Os números ajudam a explicar uma relação construída ao longo do tempo. Durante décadas, o dinheiro esteve associado a preocupações, inseguranças e à necessidade de lidar com imprevistos. Nesse contexto, falar abertamente sobre finanças nem sempre foi um hábito comum entre os brasileiros. 

No entanto, o levantamento aponta sinais de mudança. Cresce o interesse por temas relacionados à organização financeira e ao uso de ferramentas que ajudam a acompanhar receitas e despesas.  
O estudo também ajuda a entender o significado da prosperidade para os brasileiros. Os resultados indicam que prosperar está menos associado ao acúmulo de patrimônio e mais à possibilidade de viver com equilíbrio, segurança e capacidade de escolha. 

No episódio, Alcoforado associa essa mudança de comportamento a uma busca crescente por autonomia financeira. "Na pesquisa, a gente viu que o brasileiro deseja prosperar. E prosperidade não é acúmulo. É autonomia, equilíbrio e decisão consciente", destaca.  

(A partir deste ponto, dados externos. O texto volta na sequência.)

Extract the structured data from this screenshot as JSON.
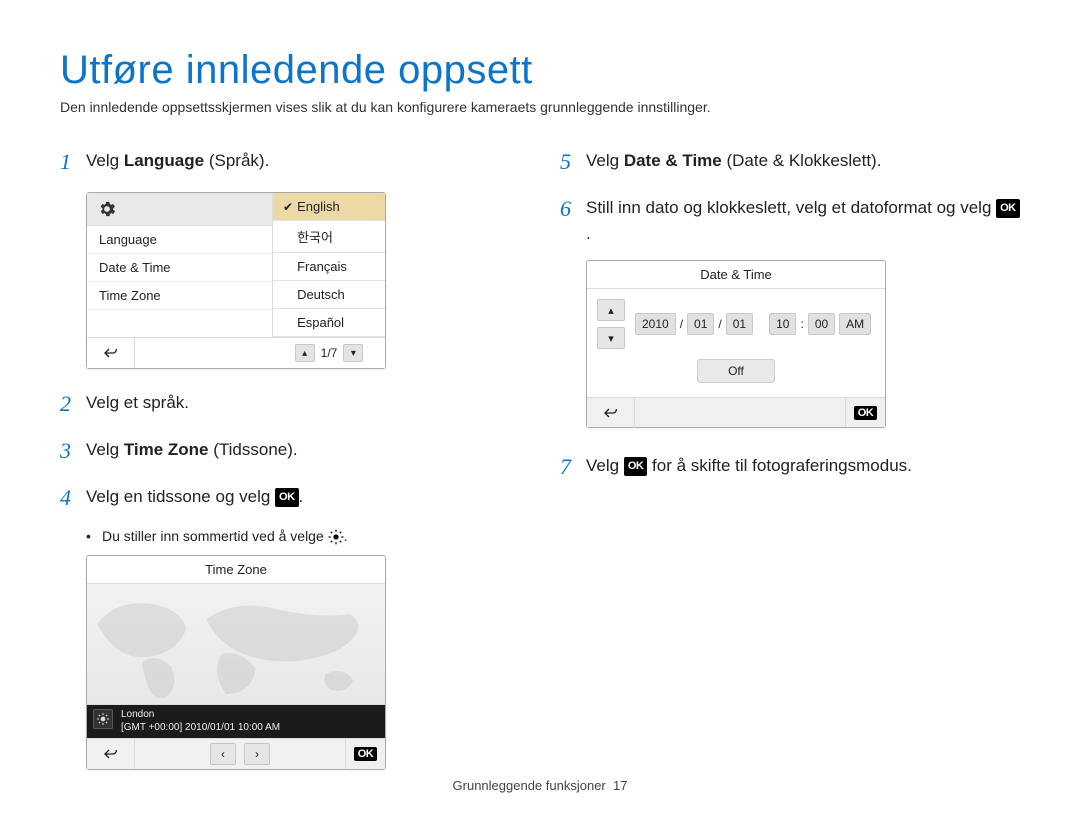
{
  "title": "Utføre innledende oppsett",
  "intro": "Den innledende oppsettsskjermen vises slik at du kan konfigurere kameraets grunnleggende innstillinger.",
  "steps": {
    "s1": {
      "num": "1",
      "pre": "Velg ",
      "bold": "Language",
      "post": " (Språk)."
    },
    "s2": {
      "num": "2",
      "text": "Velg et språk."
    },
    "s3": {
      "num": "3",
      "pre": "Velg ",
      "bold": "Time Zone",
      "post": " (Tidssone)."
    },
    "s4": {
      "num": "4",
      "pre": "Velg en tidssone og velg ",
      "ok": "OK",
      "post": "."
    },
    "s4_sub": {
      "text": "Du stiller inn sommertid ved å velge ",
      "icon": "sun",
      "post": "."
    },
    "s5": {
      "num": "5",
      "pre": "Velg ",
      "bold": "Date & Time",
      "post": " (Date & Klokkeslett)."
    },
    "s6": {
      "num": "6",
      "pre": "Still inn dato og klokkeslett, velg et datoformat og velg ",
      "ok": "OK",
      "post": "."
    },
    "s7": {
      "num": "7",
      "pre": "Velg ",
      "ok": "OK",
      "post": " for å skifte til fotograferingsmodus."
    }
  },
  "lang_panel": {
    "left_items": [
      "Language",
      "Date & Time",
      "Time Zone"
    ],
    "right_items": [
      "English",
      "한국어",
      "Français",
      "Deutsch",
      "Español"
    ],
    "selected_index": 0,
    "page": "1/7"
  },
  "tz_panel": {
    "title": "Time Zone",
    "city": "London",
    "gmt_line": "[GMT +00:00] 2010/01/01 10:00 AM"
  },
  "dt_panel": {
    "title": "Date & Time",
    "year": "2010",
    "month": "01",
    "day": "01",
    "hour": "10",
    "minute": "00",
    "ampm": "AM",
    "date_sep": "/",
    "time_sep": ":",
    "off_label": "Off"
  },
  "footer": {
    "section": "Grunnleggende funksjoner",
    "page_number": "17"
  },
  "ok_label": "OK"
}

Os gastos que passam despercebidos 

Assinaturas de serviços digitais, compras recorrentes de pequeno valor e cobranças automáticas estão entre as despesas que frequentemente escapam da atenção dos consumidores. Individualmente, essas despesas costumam ter pouco impacto no orçamento, mas, somadas, podem comprometer a percepção de controle sobre as finanças.  

O episódio propõe uma reflexão sobre a importância de compreender os próprios hábitos financeiros antes de promover mudanças mais profundas. Nesse contexto, apresenta uma forma de visualizar o orçamento, organizando as despesas em três grupos: essenciais, como moradia, contas fixas e alimentação; prazeres, que incluem lazer, autocuidado e pequenas alegrias do dia a dia; e invisíveis, categoria que reúne gastos pouco percebidos, como assinaturas esquecidas e aplicativos duplicados. 

Mais do que incentivar cortes imediatos, a proposta é estimular um olhar mais atento para a forma como escolhas, necessidades e comportamentos influenciam a relação das pessoas com o dinheiro. 

O que vem por aí Os próximos episódios da série vão abordar temas como controle de gastos, renegociação de dívidas, planejamento financeiro e o uso da tecnologia na administração do dinheiro, sempre com a participação de especialistas e convidados.